KBNLresearch / ochre

Toolbox for OCR post-correction
Apache License 2.0
122 stars 18 forks source link

Error in align_output_to_input #5

Open omrishsu opened 6 years ago

omrishsu commented 6 years ago

In utils.py there is a try – except that try to align two strings. In case of an exception the code continues using the argument that was define in the try block.

def align_output_to_input(input_str, output_str, empty_char=u'@'):
    t_output_str = output_str.encode('ASCII', 'replace')
    t_input_str = input_str.encode('ASCII', 'replace')
    try:
        r = edlib.align(t_input_str, t_output_str, task='path')
    except:
        print(input_str)
        print(output_str)
    r1, r2 = align_characters(input_str, output_str, r.get('cigar'),
                              empty_char=empty_char, sanity_check=False)
    while len(r2) < len(input_str):
        r2.append(empty_char)
    return u''.join(r2)

I don’t know if this is acceptable to get an exception there but is so you can’t use r in the next statement. And if not, the try is redundant.

My input and output string (the prints) are: .rj-f - j r . m, w. 1 - .rj-f - j r . m, w. 1 –

And the exception is error: 'bytes' object has no attribute 'encode'

Please advice

Thanks!

jvdzwaan commented 6 years ago

The problem probably has to do with the fact that edlib expects a string instead of bytes. What version of Python are you using (edlib works best under Python 3). Also, ochre has the assumption that all input files are utf-8 encoded (this should be added to the documentation).

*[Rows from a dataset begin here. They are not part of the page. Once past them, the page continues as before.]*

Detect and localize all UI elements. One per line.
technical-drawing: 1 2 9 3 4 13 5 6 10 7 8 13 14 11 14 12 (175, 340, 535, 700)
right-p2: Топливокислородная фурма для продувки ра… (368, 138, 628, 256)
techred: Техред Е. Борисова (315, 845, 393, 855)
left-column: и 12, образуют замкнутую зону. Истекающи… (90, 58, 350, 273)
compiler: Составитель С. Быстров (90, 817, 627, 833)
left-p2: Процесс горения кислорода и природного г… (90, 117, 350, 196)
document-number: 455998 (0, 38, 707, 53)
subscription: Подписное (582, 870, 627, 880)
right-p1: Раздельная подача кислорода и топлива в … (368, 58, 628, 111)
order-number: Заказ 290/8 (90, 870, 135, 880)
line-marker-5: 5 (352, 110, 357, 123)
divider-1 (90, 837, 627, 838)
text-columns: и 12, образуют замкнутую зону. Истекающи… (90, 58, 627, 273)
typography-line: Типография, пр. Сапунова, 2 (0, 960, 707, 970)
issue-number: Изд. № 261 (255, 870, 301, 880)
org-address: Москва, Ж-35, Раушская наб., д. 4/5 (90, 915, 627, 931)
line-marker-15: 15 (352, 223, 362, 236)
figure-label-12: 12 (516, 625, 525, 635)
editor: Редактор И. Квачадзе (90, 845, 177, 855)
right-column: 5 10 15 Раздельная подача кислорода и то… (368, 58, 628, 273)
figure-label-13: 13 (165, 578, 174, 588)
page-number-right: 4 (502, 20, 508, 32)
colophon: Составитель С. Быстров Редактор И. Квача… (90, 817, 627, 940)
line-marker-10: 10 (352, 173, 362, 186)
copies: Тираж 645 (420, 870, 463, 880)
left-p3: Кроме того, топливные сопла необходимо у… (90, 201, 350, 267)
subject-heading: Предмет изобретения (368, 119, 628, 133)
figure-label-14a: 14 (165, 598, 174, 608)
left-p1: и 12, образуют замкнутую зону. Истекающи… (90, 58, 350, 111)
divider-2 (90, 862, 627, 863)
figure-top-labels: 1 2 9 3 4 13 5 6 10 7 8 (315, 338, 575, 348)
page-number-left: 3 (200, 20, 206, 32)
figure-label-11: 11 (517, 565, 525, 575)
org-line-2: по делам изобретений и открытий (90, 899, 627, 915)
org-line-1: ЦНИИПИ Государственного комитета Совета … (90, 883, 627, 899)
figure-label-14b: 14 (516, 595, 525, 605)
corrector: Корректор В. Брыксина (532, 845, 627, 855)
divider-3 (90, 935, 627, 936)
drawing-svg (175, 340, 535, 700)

I thought you were interested in calculating performance, and not so much these experimental features of ochre.

Anyway, thank you for reporting the error. You are right that it should be changed :)

omrishsu commented 6 years ago

I'm using python 3.6. I've fixed it by commenting the following lines: t_output_str = output_str.encode('ASCII', 'replace') t_input_str = input_str.encode('ASCII', 'replace')

Well, I found this project interesting and i'm testing all of the functionality :)

jvdzwaan commented 6 years ago

Probably this encoding fix was only necessary for Python 2.7 (which I still use). Thank you!